Thursday, October 27, 2011

More Scarab and a Ramble...

I've got my bronze scarab cut out and ready to go into the etchant.  The black and grey that you see on it is the resist--the bronze lines are the ones that should be etched, the black and grey raised.  Enlarged you can see the results of my shaky hand.  I may have to have somebody else put the resist on for me.  I've also not done much etching.  The last etching that I did was on nickel silver, which, either is harder to etch, or my solution was too weak.  I am going to try this in the same solution and see how it goes. I think that I read that, as it sits it gets stronger, but I'll check that out before I proceed.  Cut out, the oval also looks smaller than it should in relation to my glass one--remember, it still has to be domed.  Now we put it in solution...and wait.

     

I've also been thinking more about this blog and realized that I should talk more about my trips and, specifically about the inspiration for my pieces.  On some I will, but some, like this piece specifically, have no more inspiration than Egypt and my idea for a scarab piece.
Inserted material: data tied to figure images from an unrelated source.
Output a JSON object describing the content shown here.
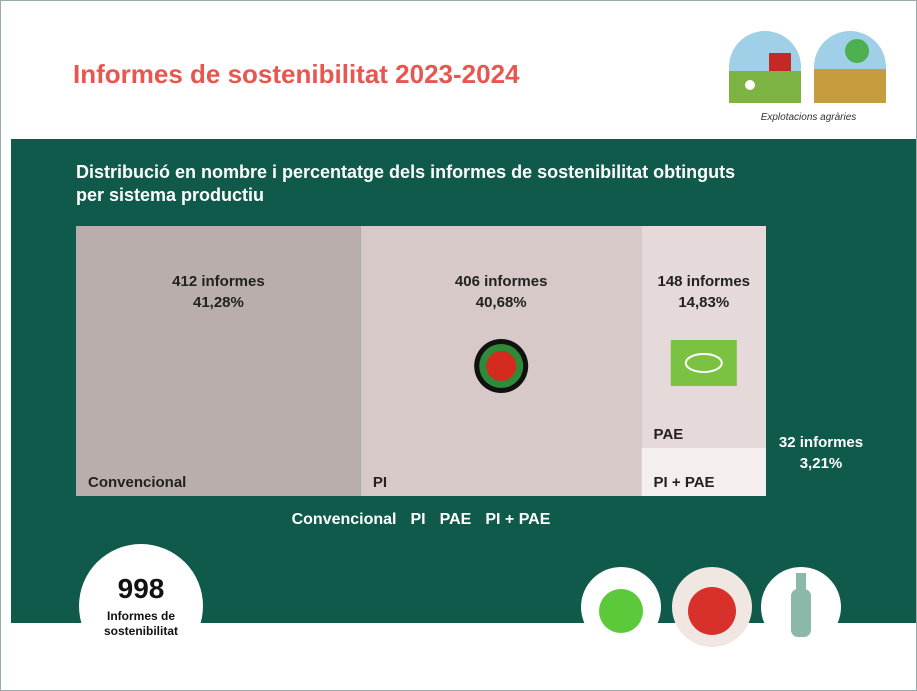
{
  "header": {
    "title": "Informes de sostenibilitat 2023-2024",
    "logo_caption": "Explotacions agràries"
  },
  "chart_data": {
    "type": "treemap",
    "title": "Distribució en nombre i percentatge dels informes de sostenibilitat obtinguts per sistema productiu",
    "series": [
      {
        "name": "Convencional",
        "color": "#b9aeab",
        "values": [
          412
        ],
        "value_labels": [
          "412 informes"
        ],
        "percentages": [
          41.28
        ],
        "percentage_labels": [
          "41,28%"
        ]
      },
      {
        "name": "PI",
        "color": "#d6c9c7",
        "values": [
          406
        ],
        "value_labels": [
          "406 informes"
        ],
        "percentages": [
          40.68
        ],
        "percentage_labels": [
          "40,68%"
        ]
      },
      {
        "name": "PAE",
        "color": "#e6d9d9",
        "values": [
          148
        ],
        "value_labels": [
          "148 informes"
        ],
        "percentages": [
          14.83
        ],
        "percentage_labels": [
          "14,83%"
        ]
      },
      {
        "name": "PI + PAE",
        "color": "#f4efee",
        "values": [
          32
        ],
        "value_labels": [
          "32 informes"
        ],
        "percentages": [
          3.21
        ],
        "percentage_labels": [
          "3,21%"
        ]
      }
    ],
    "legend": "bottom"
  },
  "total": {
    "value": 998,
    "label": "Informes de sostenibilitat"
  }
}
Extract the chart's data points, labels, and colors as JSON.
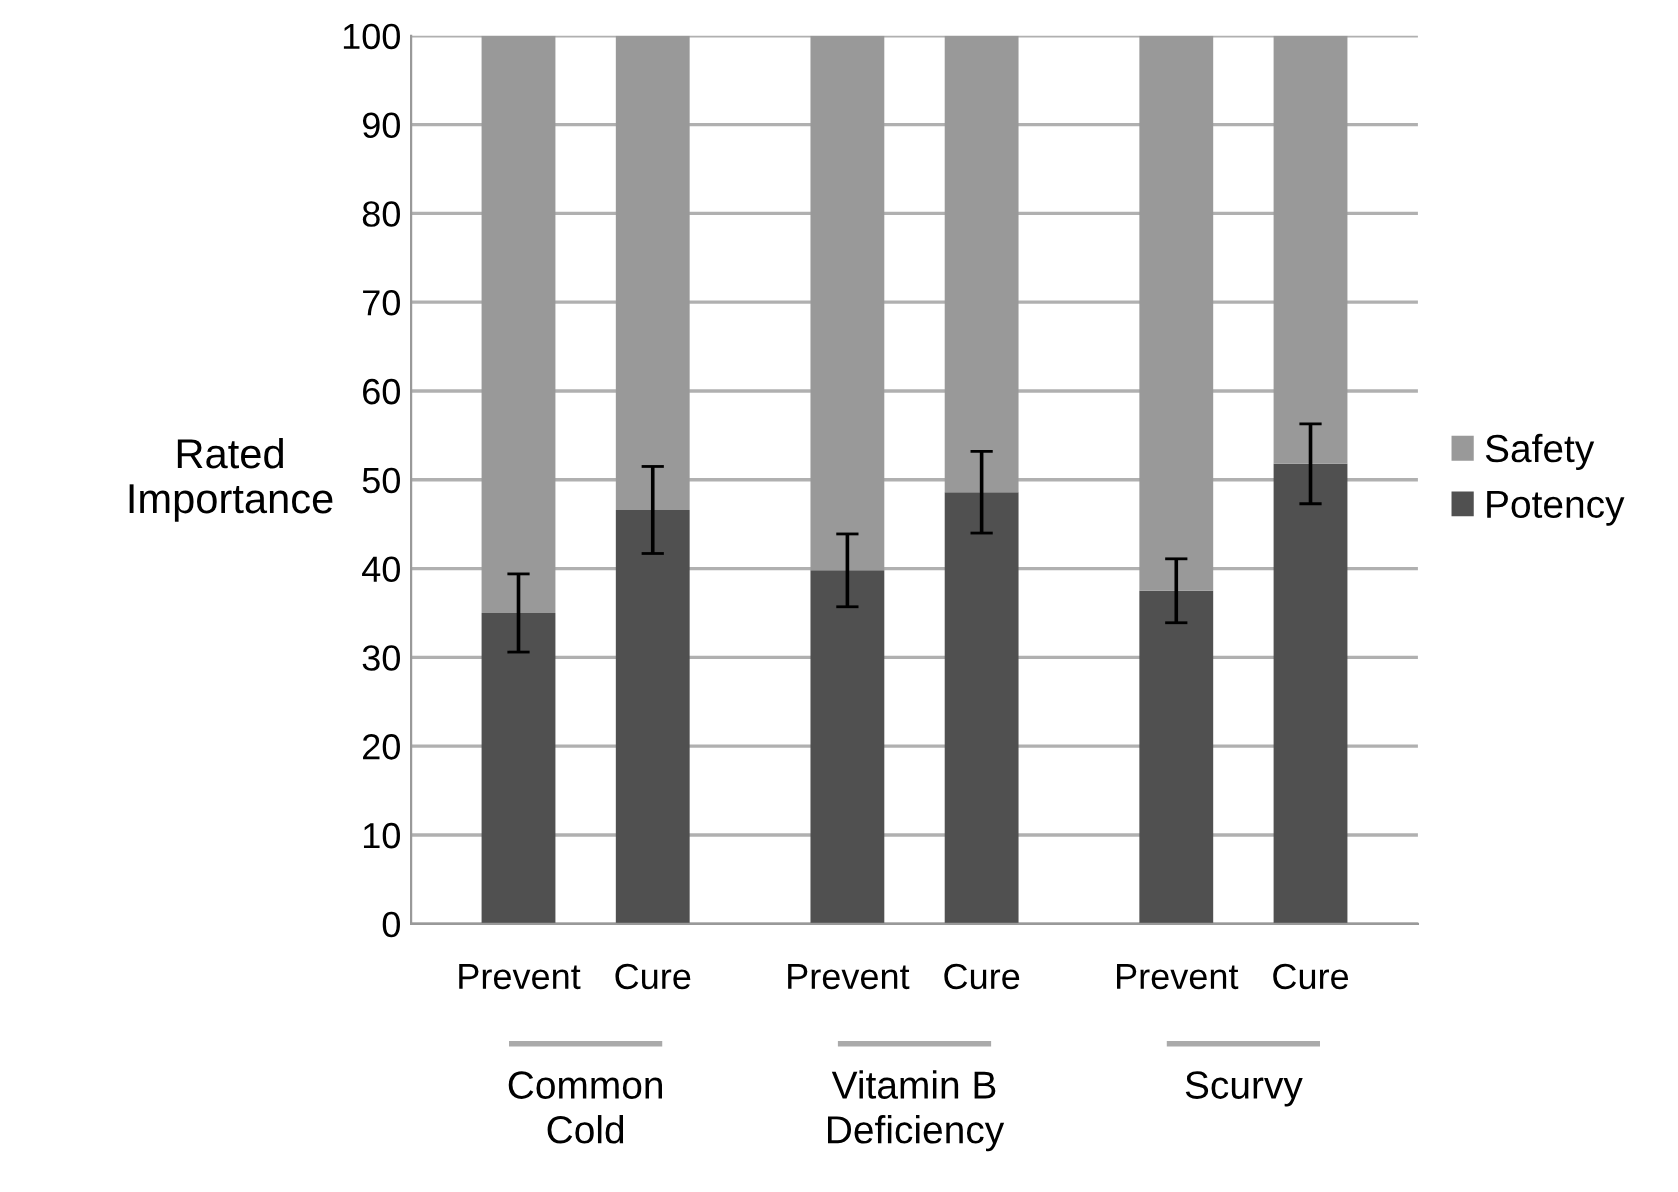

Many have asked what my favorite trip has been.  For a long while it was China, but all have been amazing!  China always comes back to me because, for what we saw and did it was an incredibly inexpensive trip.  Still much less expensive than many countries to visit.  I was a bit leary about going to China, especially from about two weeks prior to our departure when my husband sent me some stuff from Yahoo which spoke about "squatty potties" and pages and pages of rambles of travellers who described the difficulties (for us women!) and further described the levels of cleanliness of the stalls, their snot-covered walls and so on and so forth.  Turned out to be not so bad.  Maybe because we were there right before the Beijing Olympics but the toilets were clean and rather Americanized.

Now, I sound like a two year old--potty obsessed and all but, in my observation--restrooms the world over were pristine compared to ladies rooms that I've visited in the good old U.S.A.  Except maybe in Tanzania--but that's a third, third world country.  The most unpleasant potty prospect there, for me was the day we went into an area of the Serengetti that's only ladies facility was in the brush, behind a large rock.  Fortunately my bashful bladder was cooperative and I managed to make it back to our tent without having to leave my scent in the jungle.